I think the most important thing right now is to optimise the global economic system, to reduce the consumptionism/capitalism/profitalism, while redirecting more resources for a normal living to the less developed countries.
We must seek more advanced energy generation technologies, we need more efficient system - for instance - if we can invent an energy system with high enough 'over-unity' coefficient, we will limit a lot of the waste thrown in the environment, a lot of unnecessary garbage thrown in the environment.
Burning fossil fuels is the least efficient energy source possible.
Agreed, but are you willing to give up your car and take public transport?
Unfortunately most people in the west will not be willing to reduce their standard of living low enough to make a real difference.
Energy is not the only issue. Food is a massive one. Our current system is damaging the planet more than anything else. It's contributing significantly to climate change and is the main driver of the Holocene extinction, including everything from the historic collapse of megafauna and recent collapses in insect and fish biodiversity and populations alongside all the other extinctions.
One thing to consider is we as Brits hold rather hypocritical/blinkered views on this because we consider the industrial landscape that makes up around 70% of the British Isles as scenic and "natural", while we chastise countries like Brazil for chopping down their forests. All they're doing is following in our footsteps - the mass destruction of the environment to turn into farms and fields for crops and livestock. Unfortunately they are following us down the rabbit hole of environmental destruction.
Electric cars are not going to make things much better on that front. Yes, they'll help reduce the the severity of AGW/CC, but where are we going to get the resource for them? The seabed - mining of which is going to happen in the near future, both in hydrothermal vents and abyssal plains, both extremely fragile ecosystems that will cause major extinction events in the oceans, in places that have so far largely avoided the human caused extinction on land and in the shallow(er) seas. They're another prime example of technology not being the solution, but quite often just solving one problem and creating another. EDIT: And before Anglian pipes in with his anti tech straw man, that doesn't mean we shouldn't be moving to electric cars from ICE cars, but that they're still a problem and won't solve the overall issue - humanities use of too many resources due to the size of our population.
I think we're talked out on most of this, so I'm just going to address one point:
Why anyone thinks that dismissing language as "semantics" is a valid argument I don't know - semantics is a key part of language. But anyway..."genocide" explicitly refers only to targetted mass killing. It literally means "killing a type". It is not a catch all term for mass killing. If you killed a billion people at random, that would not be genocide. If you killed the last remaining 50 people in a tribe specifically because of their tribe, that would be genocide. You brought up genocide. I didn't.

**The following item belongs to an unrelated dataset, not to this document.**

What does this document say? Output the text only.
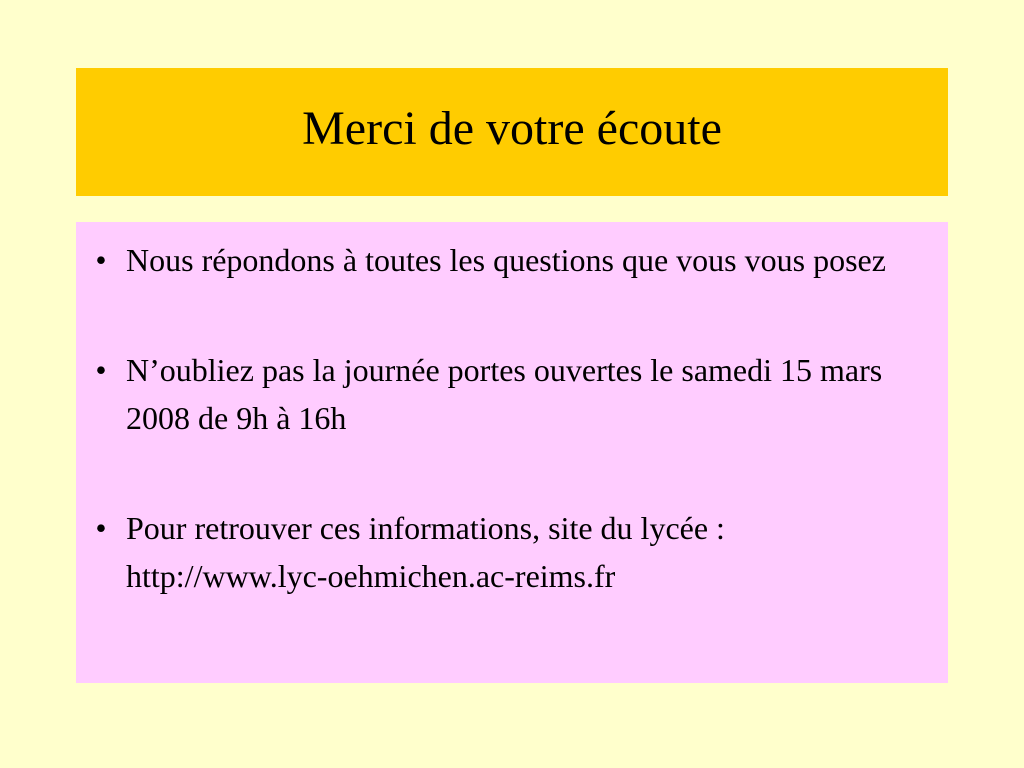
Merci de votre écoute
• Nous répondons à toutes les questions que vous vous posez
• N’oubliez pas la journée portes ouvertes le samedi 15 mars 2008 de 9h à 16h
• Pour retrouver ces informations, site du lycée : http://www.lyc-oehmichen.ac-reims.fr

1) I did not bring up reducing population by a large enough amount quickly enough to solve the problem of CO2 emissions. You did that. I just pointed out that mass killing is the only way to do that. Natural population reduction by voluntary reduction in breeding occurs far more slowly and as a result of improved standards of living, not as a cause of them. As I said before, you have the cart before the horse.

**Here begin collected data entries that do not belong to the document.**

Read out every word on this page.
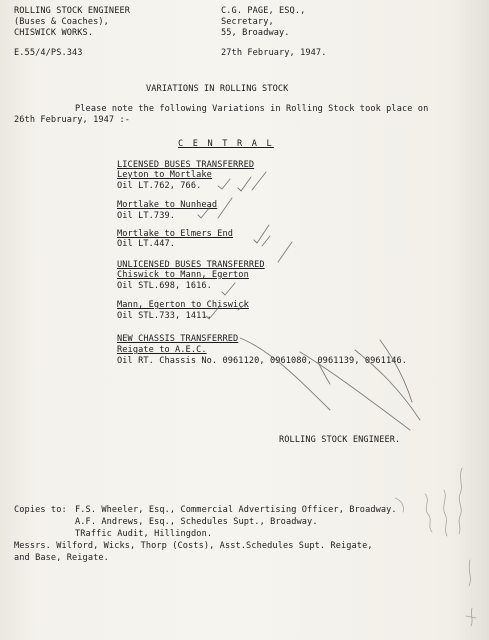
ROLLING STOCK ENGINEER
(Buses & Coaches),
CHISWICK WORKS.
C.G. PAGE, ESQ.,
Secretary,
55, Broadway.
E.55/4/PS.343	27th February, 1947.
VARIATIONS IN ROLLING STOCK
Please note the following Variations in Rolling Stock took place on
26th February, 1947 :-
C E N T R A L
LICENSED BUSES TRANSFERRED
Leyton to Mortlake
Oil LT.762, 766.
Mortlake to Nunhead
Oil LT.739.
Mortlake to Elmers End
Oil LT.447.
UNLICENSED BUSES TRANSFERRED
Chiswick to Mann, Egerton
Oil STL.698, 1616.
Mann, Egerton to Chiswick
Oil STL.733, 1411.
NEW CHASSIS TRANSFERRED
Reigate to A.E.C.
Oil RT. Chassis No. 0961120, 0961080, 0961139, 0961146.
ROLLING STOCK ENGINEER.
Copies to: F.S. Wheeler, Esq., Commercial Advertising Officer, Broadway.
A.F. Andrews, Esq., Schedules Supt., Broadway.
TRaffic Audit, Hillingdon.
Messrs. Wilford, Wicks, Thorp (Costs), Asst.Schedules Supt. Reigate,
and Base, Reigate.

2) If you don't understand what a word means and you don't understand the importance of semantics, that's not my problem.
Because the semantics argument you're using is irrelevant. It doesn't matter whether its targeted mass killing or not, at least for my argument, because I'm not advocating mass killing.. The semantics argument is a convenient way for you to divert the argument however...
And secondly no I did not bring up "reducing population by a large enough amount quickly enough to solve the problem of CO2 emissions." That's one of the strawman arguments you've been using since the beginning, as I've also explained multiple times to you. No point discussing this with you any more, as you seem intent posting irrelevant drivel unrelated to my posts.